BitWall, a Bitcoin content monetization startup, will launch this month to allow people to sell low-value digital content, putting one of the digital currency's favored use cases to the test.

"For years now, people have been calling for micropayments to be a catalyst for digital content monetization," says Alex Meliones, chief creative and marketing officer at BitWall. "We're trying to use micropayments through Bitcoin to allow publishers to monetize their digital content, either stuff that was free to begin with or behind a paywall."

She started BitWall with her brother, Nic Meliones, who was once part of the New Graduate Development Program at Visa. Although he resigned from the 18-month rotational program before completing it, he moved to different roles at Visa, including sales, global brand and marketing and analytics.

Micropayments have been a tricky idea online since consumers typically use cards to pay for digital content. Because transaction pricing makes it more expensive to accept multiple small payments than to accept a larger payment, companies either set up subscription services or aggregate smaller payments onto one receipt.

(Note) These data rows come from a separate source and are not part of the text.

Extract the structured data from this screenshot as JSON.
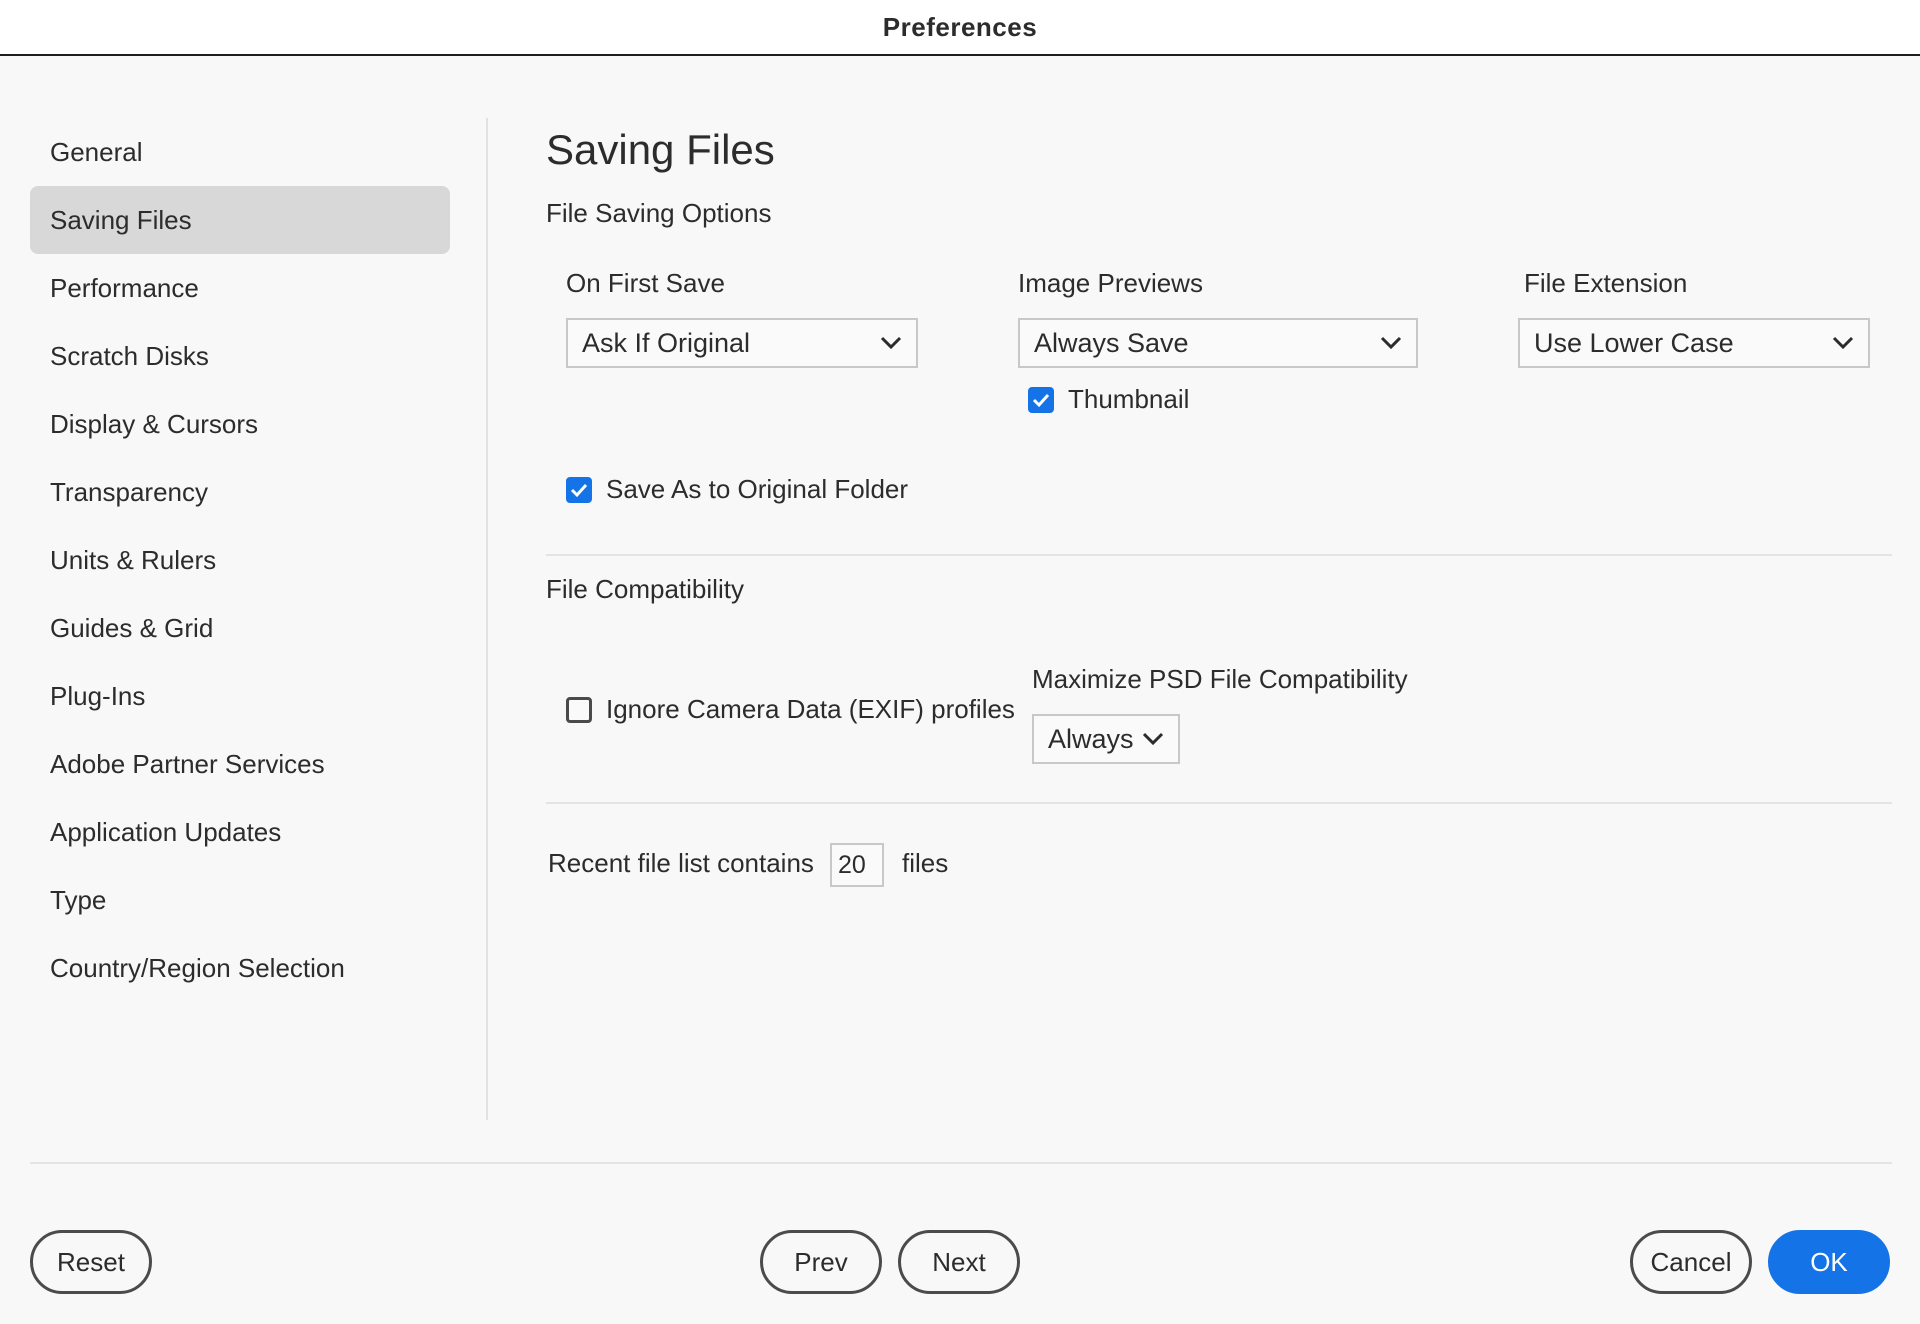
{
  "window": {
    "title": "Preferences"
  },
  "sidebar": {
    "items": [
      {
        "label": "General",
        "active": false
      },
      {
        "label": "Saving Files",
        "active": true
      },
      {
        "label": "Performance",
        "active": false
      },
      {
        "label": "Scratch Disks",
        "active": false
      },
      {
        "label": "Display & Cursors",
        "active": false
      },
      {
        "label": "Transparency",
        "active": false
      },
      {
        "label": "Units & Rulers",
        "active": false
      },
      {
        "label": "Guides & Grid",
        "active": false
      },
      {
        "label": "Plug-Ins",
        "active": false
      },
      {
        "label": "Adobe Partner Services",
        "active": false
      },
      {
        "label": "Application Updates",
        "active": false
      },
      {
        "label": "Type",
        "active": false
      },
      {
        "label": "Country/Region Selection",
        "active": false
      }
    ]
  },
  "main": {
    "title": "Saving Files",
    "file_saving_options": {
      "heading": "File Saving Options",
      "on_first_save": {
        "label": "On First Save",
        "value": "Ask If Original"
      },
      "image_previews": {
        "label": "Image Previews",
        "value": "Always Save"
      },
      "file_extension": {
        "label": "File Extension",
        "value": "Use Lower Case"
      },
      "thumbnail": {
        "label": "Thumbnail",
        "checked": true
      },
      "save_as_original_folder": {
        "label": "Save As to Original Folder",
        "checked": true
      }
    },
    "file_compatibility": {
      "heading": "File Compatibility",
      "ignore_exif": {
        "label": "Ignore Camera Data (EXIF) profiles",
        "checked": false
      },
      "maximize_psd": {
        "label": "Maximize PSD File Compatibility",
        "value": "Always"
      }
    },
    "recent_files": {
      "prefix": "Recent file list contains",
      "value": "20",
      "suffix": "files"
    }
  },
  "footer": {
    "reset": "Reset",
    "prev": "Prev",
    "next": "Next",
    "cancel": "Cancel",
    "ok": "OK"
  },
  "colors": {
    "accent": "#1473e6",
    "background": "#f8f8f8",
    "sidebar_active": "#d8d8d8"
  }
}
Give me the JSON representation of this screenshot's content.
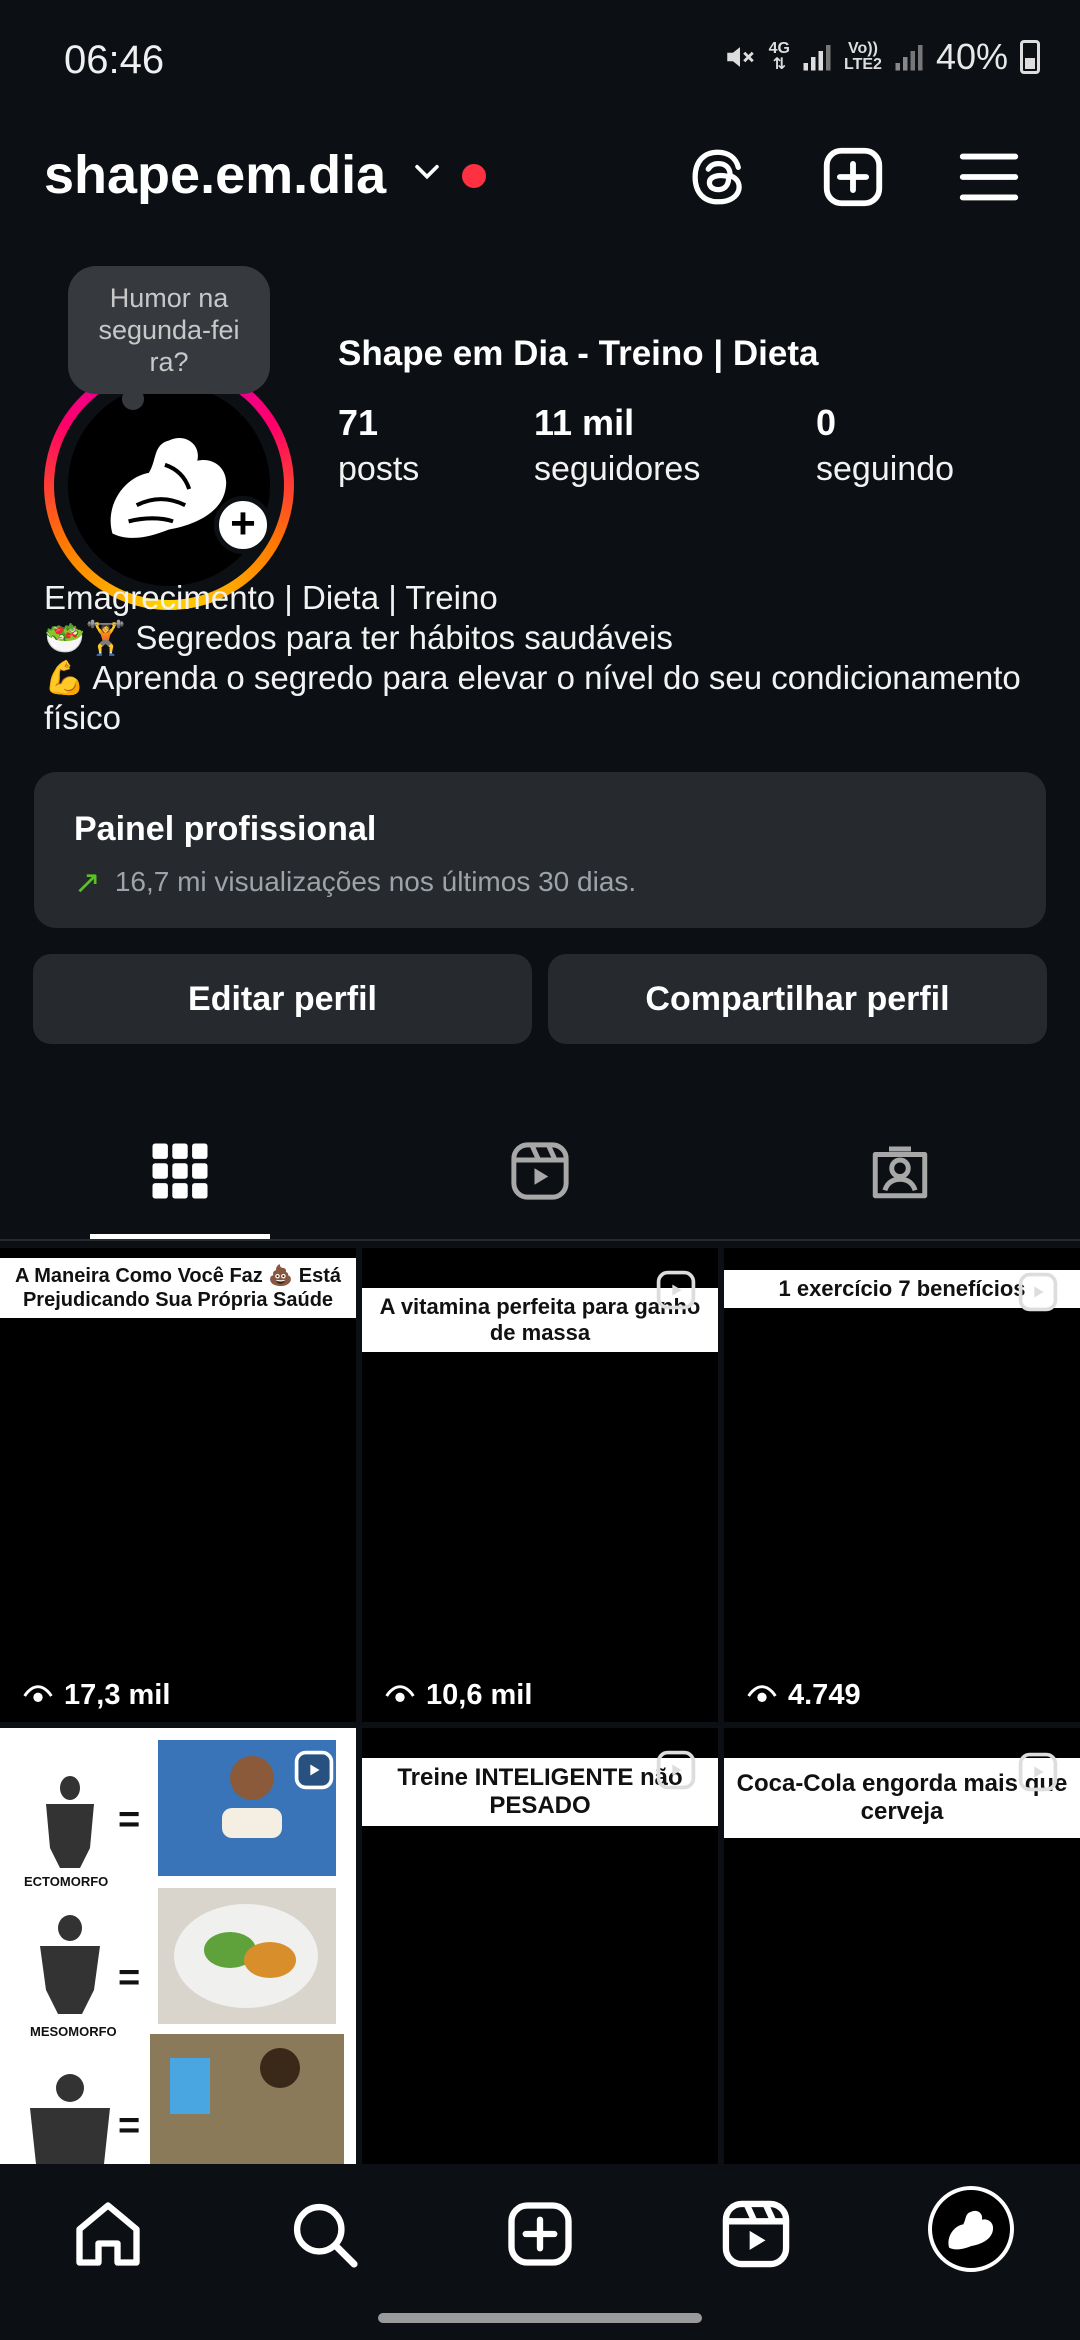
{
  "status_bar": {
    "time": "06:46",
    "network_top": "4G",
    "lte_top": "Vo))",
    "lte_bottom": "LTE2",
    "battery": "40%"
  },
  "header": {
    "username": "shape.em.dia"
  },
  "profile": {
    "note": "Humor na segunda-fei ra?",
    "display_name": "Shape em Dia - Treino | Dieta",
    "stats": [
      {
        "num": "71",
        "label": "posts"
      },
      {
        "num": "11 mil",
        "label": "seguidores"
      },
      {
        "num": "0",
        "label": "seguindo"
      }
    ],
    "bio_line1": "Emagrecimento | Dieta | Treino",
    "bio_line2": "🥗🏋️ Segredos para ter hábitos saudáveis",
    "bio_line3": "💪 Aprenda o segredo para elevar o nível do seu condicionamento físico"
  },
  "panel": {
    "title": "Painel profissional",
    "subtitle": "16,7 mi visualizações nos últimos 30 dias."
  },
  "buttons": {
    "edit": "Editar perfil",
    "share": "Compartilhar perfil"
  },
  "grid": [
    {
      "caption": "A Maneira Como Você Faz 💩 Está Prejudicando Sua Própria Saúde",
      "views": "17,3 mil"
    },
    {
      "caption": "A vitamina perfeita para ganho de massa",
      "views": "10,6 mil"
    },
    {
      "caption": "1 exercício 7 benefícios",
      "views": "4.749"
    },
    {
      "caption": "",
      "views": ""
    },
    {
      "caption": "Treine INTELIGENTE não PESADO",
      "views": ""
    },
    {
      "caption": "Coca-Cola engorda mais que cerveja",
      "views": ""
    }
  ],
  "post4_labels": [
    "ECTOMORFO",
    "MESOMORFO"
  ],
  "colors": {
    "background": "#0c1014",
    "notification_dot": "#ff3040",
    "trend_arrow": "#58c322"
  }
}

For example, Apple aggregates sales when it sells 99-cent iTunes songs and other digital content.

Bitcoin has a flat transaction rate of 0.0005 bitcoins, which equates to about five cents in U.S. currency.  BitWall aims to drive costs even lower by aggregating bitcoin payments.

"While there are many payment processes that work very well, there are also pain points for people where a better payment technology can unlock a lot of value," says Alex.

Bitcoin enthusiasts have highlighted micropayments as one of Bitcoin's best bets for success. They also see potential for bitcoin use in remittance and charitable donation.

BitWall, which just finished up three months with the Boost VC, a business accelerator, plans to launch by the end of August to handle payments for ZeroBlock, a publication that covers Bitcoin-related topics. 

"Launching with them is a good idea because a majority of their consumers are interested in bitcoin and likely have bitcoin to spend," says Nic, BitWall's CEO. "Overall the Bitcoin crew just has a strong propensity to make micropayments or donations with bitcoin."

BitWall's clients will be able decide how to price their own content, or BitWall can make recommendations, Nic says.

BitWall still hasn't decided whether to take a percentage of the transaction or have a monthly subscription fee to use the service, says Alex. But the company is offering the first 1,000 transactions for free.